Voile intégral : des syndicats de policiers s'inquiètent
Publié le 4 Avril 2011
Par Alexandra Guillet , le 04 avril 2011 à 15h33, mis à jour le 04 avril 2011 à 17:06
Alors que le ministre de l'Intérieur a fait parvenir aux forces de l'ordre la circulaire d'application sur l'interdicition du voile intégral, applicable à compter du 11 avril, plusieurs syndicats de police s'inquiètent de sa mise en oeuvre.
Des personnes portant le voile intégral marchent dans une rue du centre de Marseille, le 24 décembre 2009. photo AFP
L'interdiction du port du voile intégral dans les espaces publics en France sera une réalité à compter du 11 avril prochain. Cette loi inquiète depuis le départ les policiers car c'est à eux qu'il incombera de la faire respecter. Prévoyant, le ministre de l'Intérieur Claude Guéant vient de transmettre une circulaire aux forces de l'ordre expliquant dans le détail ce qu'elles devront faire, ou ne pas faire, en présence d'une femme voilée (lire notre article : Voile intégral : les consignes aux forces de l'ordre et regarder Voile intégral : que dit le texte ?).Pour Jean-Claude Delage, secrétaire général d'Alliance, le 2e syndicat de gardiens de la paix,"avec un cadre bien défini comme celui-là il n'y aura pas de problème d'applicabilité". La circulaire précise notamment qu'en aucun cas un policier ne pourra ôter lui-même un voile à une femme et que celle-ci ne pourra être placée en garde à vue pour une telle infraction mais seulement "retenue" au maximum 4 heures au commissariat, le temps de procéder à son identification, etc... "Sur le terrain, il faudra agir avec discernement", précise toutefois le syndicaliste (pour écouter son interview sur LCI, cliquez ici), dont l'optimisme n'est pas pleinement partagé par d'autres syndicats.
"Le seul moyen de contrôler une personne, c'est de voir son visage"
"Il est évident que cette loi
va poser des problèmes dans son application, estime également Philippe Capon, responsable de l'Unsa police.
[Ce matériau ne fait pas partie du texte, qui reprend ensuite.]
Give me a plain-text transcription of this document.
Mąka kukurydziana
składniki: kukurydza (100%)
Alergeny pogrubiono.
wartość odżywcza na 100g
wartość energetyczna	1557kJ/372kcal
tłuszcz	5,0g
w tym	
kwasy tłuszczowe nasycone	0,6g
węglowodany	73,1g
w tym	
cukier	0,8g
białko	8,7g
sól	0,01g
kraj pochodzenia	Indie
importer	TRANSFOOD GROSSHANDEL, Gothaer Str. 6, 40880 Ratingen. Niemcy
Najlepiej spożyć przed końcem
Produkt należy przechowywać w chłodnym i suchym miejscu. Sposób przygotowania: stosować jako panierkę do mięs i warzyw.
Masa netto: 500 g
Pour un policier, le seul moyen de contrôler une personne, c'est de voir
son visage pour le comparer avec la photo sur la pièce d'identité. Quand vous contrôlez un conducteur qui n'a pas sa ceinture, vous prenez
ses papiers, vous le verbalisez et quand il repart il porte la ceinture. C'est simple. Mais que faire avec une femme qui ne veut pas ôter son voile ? Le policier va devoir faire preuve de
discernement - s'agit-il d'un contrôle de routine ou d'une personne impliquée dans une affaire ?- et de compréhension. Tout comme la personne contrôlée, si on veut que tout se passe
bien".
La circulaire, elle, prévoit que "soit la personne
ôte elle-même son voile, soit on la conduit au poste pour établir avec certitude son identité". C'est à ce moment là que les choses "risquent de poser problème" prévient Yannick Danio, car pour pouvoir transporter la personne au commissariat, il faut
effectuer une palpation de sécurité, et si la personne n'est pas d'accord, il faudra la menotter. En fonction de l'environnement, la situation pourrait alors dégénérer rapidement en
outrage à agent ou acte de rébellion, qui ne sont plus des infractions mais des délits".
"Cette
loi a d'abord été prise pour éviter tout prosélytisme dans des lieux publics"
Patrice Ribeiro, secrétaire national de Synergie Officiers pense lui aussi qu'"il y aura forcément des incidents" avec cette loi car "elle sera très difficile à appliquer dans certaines banlieues". "Je ne vois pas des policiers aller contrôler des dizaines de femmes voilées en train de faire leur marché à Vénissieux ou à Trappes, explique le syndicaliste. De même qu'un policier ne se comportera pas de la même manière avec une Saoudienne qui s'apprête à entrer chez Vuitton sur les Champs-Elysées. Dans tous les cas, les forces de l'ordre devront agir avec mesure et discernement".
Le syndicaliste tempère toutefois l'impact que cette loi pourrait avoir sur le quotidien des policiers : "Cette loi a d'abord été prise pour éviter tout prosélytisme dans des lieux publics. Elle ne va pas devenir d'un coup la priorité numéro un des policiers". Ce qui inquiète le plus Synergie Officiers, c'est le comportement que pourraient avoir les politiques. "Il ne faudrait pas que les policiers soient lâchés en plein vol par des politiques qui auraient voté le texte au plan national mais qui auraient des problèmes avec son application au plan local".